I cannot emphasize enough how important it is in this process to do only one thing at a time. Explore one chunk of the program at once, change only one thing at a time, keep as many of the conditions in which failure is first described as intact as possible until you can demonstrate they're co-incident and not essential features of the problem. It's often tempting to change multiple things at once because you "know" that the program won't be affected, but it's just plain wrong to assume that, sure, my model of how the program work is wrong over here but over there it's accurate.
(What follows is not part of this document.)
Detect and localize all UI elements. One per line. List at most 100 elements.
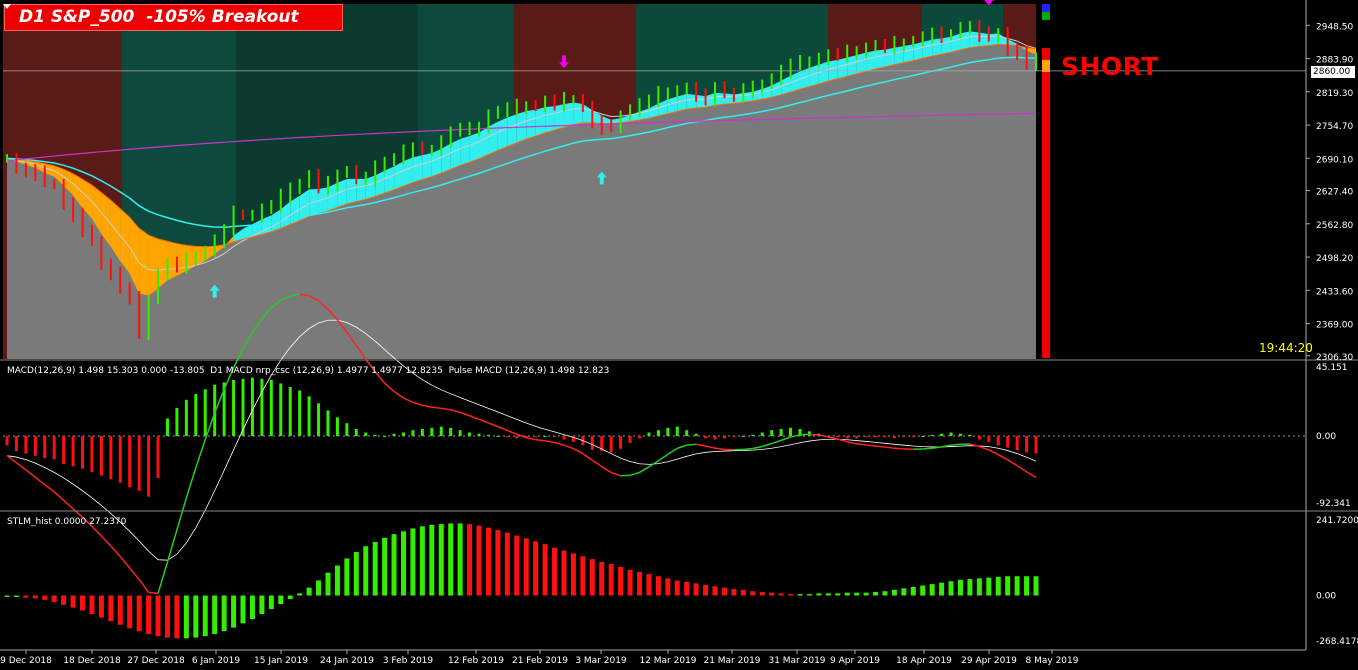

I can't tell you how many debugging sessions I've entered into with people and requested, just for giggles, to probe something they "know" is reliable to find that it's actually the thing that's goofed. I can't tell you how many times I've done this to myself.

Because we're dealing with rule bound machines it might happen that you need to unbox the mechanism in one of your black box areas, especially if you don't have access to a domain expert to talk with.

Things take the time they take. In a world infected with Taylorism there is a strong sense in this kind of exploration work that the "clock is ticking" and you'd better get results fast. May be that there's time pressure but that's an independent and uncontrollable concern from the time you need to reason and perform experiments, chat with colleagues. If you're under no external time pressure but still feel an urgent need to get results, maybe think on that. We are not, ourselves, repeatable mechanisms.